Name
HPL_pdfact recursive panel factorization.
Synopsis
#include "hpl.h"
void
HPL_pdfact(
HPL_T_panel *
PANEL
);
Description
HPL_pdfact
recursively factorizes a 1-dimensional panel of columns.
The RPFACT function pointer specifies the recursive algorithm to be
used, either Crout, Left- or Right looking. NBMIN allows to vary the
recursive stopping criterium in terms of the number of columns in the
panel, and NDIV allow to specify the number of subpanels each panel
should be divided into. Usuallly a value of 2 will be chosen. Finally
PFACT is a function pointer specifying the non-recursive algorithm to
to be used on at most NBMIN columns. One can also choose here between
Crout, Left- or Right looking. Empirical tests seem to indicate that
values of 4 or 8 for NBMIN give the best results.
Bi-directional exchange is used to perform the swap::broadcast
operations at once for one column in the panel. This results in a
lower number of slightly larger messages than usual. On P processes
and assuming bi-directional links, the running time of this function
can be approximated by (when N is equal to N0):
N0 * log_2( P ) * ( lat + ( 2*N0 + 4 ) / bdwth ) +
N0^2 * ( M - N0/3 ) * gam2-3
where M is the local number of rows of the panel, lat and bdwth are
the latency and bandwidth of the network for double precision real
words, and gam2-3 is an estimate of the Level 2 and Level 3 BLAS
rate of execution. The recursive algorithm allows indeed to almost
achieve Level 3 BLAS performance in the panel factorization. On a
large number of modern machines, this operation is however latency
bound, meaning that its cost can be estimated by only the latency
portion N0 * log_2(P) * lat.
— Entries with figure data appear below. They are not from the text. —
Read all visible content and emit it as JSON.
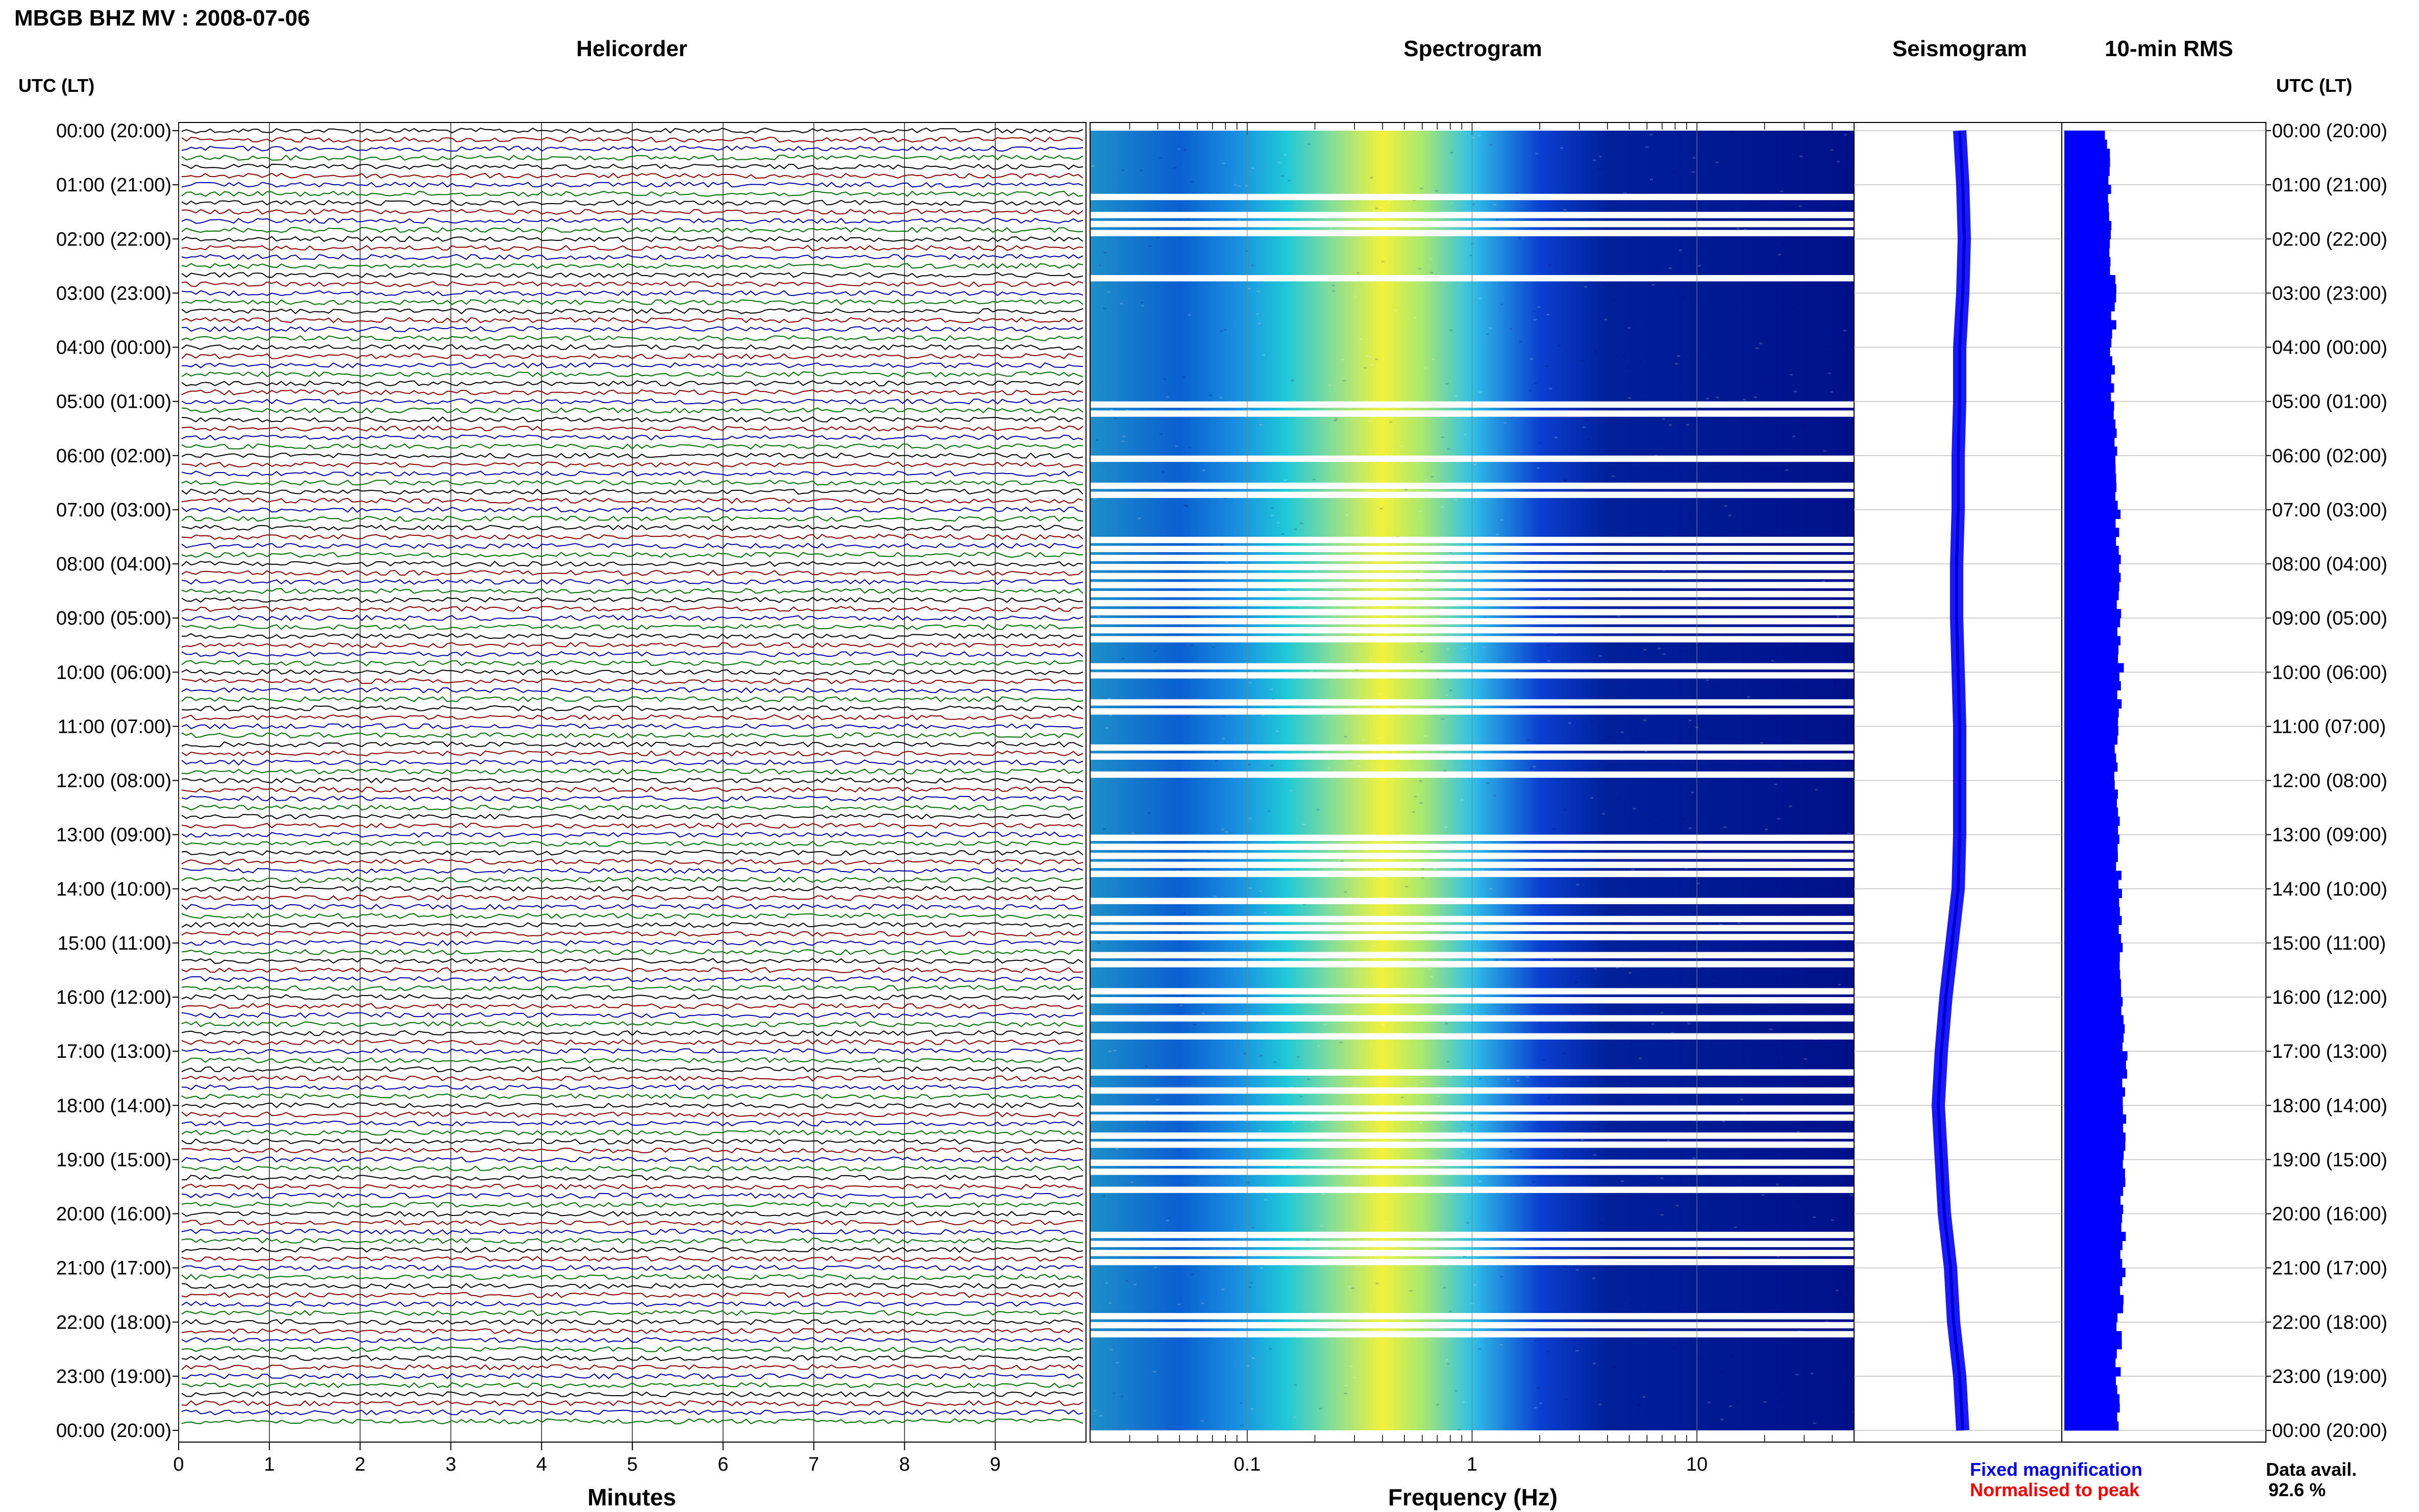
{
  "header": {
    "station_title": "MBGB BHZ MV : 2008-07-06",
    "utc_label_left": "UTC (LT)",
    "utc_label_right": "UTC (LT)"
  },
  "panels": {
    "helicorder_title": "Helicorder",
    "spectrogram_title": "Spectrogram",
    "seismogram_title": "Seismogram",
    "rms_title": "10-min RMS"
  },
  "legend": {
    "fixed_magnification": "Fixed magnification",
    "fixed_color": "#0000ff",
    "normalised_to_peak": "Normalised to peak",
    "normalised_color": "#ff0000",
    "data_avail_label": "Data avail.",
    "data_avail_value": "92.6 %"
  },
  "colors": {
    "trace_cycle": [
      "#000000",
      "#8b0000",
      "#0000aa",
      "#007000"
    ],
    "rms_bar": "#0000ff",
    "seismogram": "#0000ff",
    "spectrogram_low": "#00008b",
    "spectrogram_high": "#ffff00"
  },
  "chart_data": [
    {
      "type": "line",
      "name": "helicorder",
      "title": "Helicorder",
      "xlabel": "Minutes",
      "x_ticks": [
        "0",
        "1",
        "2",
        "3",
        "4",
        "5",
        "6",
        "7",
        "8",
        "9"
      ],
      "xlim": [
        0,
        10
      ],
      "rows_per_hour": 6,
      "y_ticks": [
        "00:00 (20:00)",
        "01:00 (21:00)",
        "02:00 (22:00)",
        "03:00 (23:00)",
        "04:00 (00:00)",
        "05:00 (01:00)",
        "06:00 (02:00)",
        "07:00 (03:00)",
        "08:00 (04:00)",
        "09:00 (05:00)",
        "10:00 (06:00)",
        "11:00 (07:00)",
        "12:00 (08:00)",
        "13:00 (09:00)",
        "14:00 (10:00)",
        "15:00 (11:00)",
        "16:00 (12:00)",
        "17:00 (13:00)",
        "18:00 (14:00)",
        "19:00 (15:00)",
        "20:00 (16:00)",
        "21:00 (17:00)",
        "22:00 (18:00)",
        "23:00 (19:00)",
        "00:00 (20:00)"
      ]
    },
    {
      "type": "heatmap",
      "name": "spectrogram",
      "title": "Spectrogram",
      "xlabel": "Frequency (Hz)",
      "x_scale": "log",
      "xlim": [
        0.02,
        50
      ],
      "x_ticks": [
        "0.1",
        "1",
        "10"
      ],
      "peak_band_hz": [
        0.25,
        0.6
      ],
      "gap_rows": [
        7,
        9,
        10,
        11,
        16,
        30,
        31,
        36,
        39,
        40,
        45,
        46,
        47,
        48,
        49,
        50,
        51,
        52,
        53,
        54,
        55,
        56,
        59,
        60,
        63,
        64,
        68,
        69,
        71,
        78,
        79,
        80,
        81,
        82,
        85,
        87,
        88,
        89,
        91,
        92,
        95,
        96,
        98,
        100,
        104,
        106,
        108,
        109,
        111,
        112,
        114,
        115,
        117,
        122,
        123,
        124,
        125,
        131,
        132,
        133
      ]
    },
    {
      "type": "line",
      "name": "seismogram",
      "title": "Seismogram",
      "x": [
        0,
        1,
        2,
        3,
        4,
        5,
        6,
        7,
        8,
        9,
        10,
        11,
        12,
        13,
        14,
        15,
        16,
        17,
        18,
        19,
        20,
        21,
        22,
        23,
        24
      ],
      "offset": [
        0,
        0.1,
        0.15,
        0.1,
        0,
        0,
        -0.05,
        -0.05,
        -0.1,
        -0.1,
        -0.05,
        0,
        0,
        0,
        -0.05,
        -0.25,
        -0.45,
        -0.6,
        -0.7,
        -0.6,
        -0.5,
        -0.3,
        -0.2,
        0,
        0.1
      ]
    },
    {
      "type": "bar",
      "name": "10-min RMS",
      "title": "10-min RMS",
      "orientation": "horizontal",
      "x_hours": [
        0,
        1,
        2,
        3,
        4,
        5,
        6,
        7,
        8,
        9,
        10,
        11,
        12,
        13,
        14,
        15,
        16,
        17,
        18,
        19,
        20,
        21,
        22,
        23,
        24
      ],
      "rms_relative": [
        0.55,
        0.6,
        0.58,
        0.66,
        0.62,
        0.65,
        0.68,
        0.7,
        0.7,
        0.72,
        0.75,
        0.68,
        0.66,
        0.7,
        0.72,
        0.74,
        0.76,
        0.8,
        0.78,
        0.76,
        0.78,
        0.76,
        0.72,
        0.7,
        0.68
      ]
    }
  ]
}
Mono-directional links will double this
communication cost.
Arguments
PANEL (local input/output) HPL_T_panel *
On entry, PANEL points to the data structure containing the
panel information.
See Also
HPL_dlocmax,
HPL_dlocswpN,
HPL_dlocswpT,
HPL_pdmxswp,
HPL_pdpancrN,
HPL_pdpancrT,
HPL_pdpanllN,
HPL_pdpanllT,
HPL_pdpanrlN,
HPL_pdpanrlT,
HPL_pdrpancrN,
HPL_pdrpancrT,
HPL_pdrpanllN,
HPL_pdrpanllT,
HPL_pdrpanrlN,
HPL_pdrpanrlT.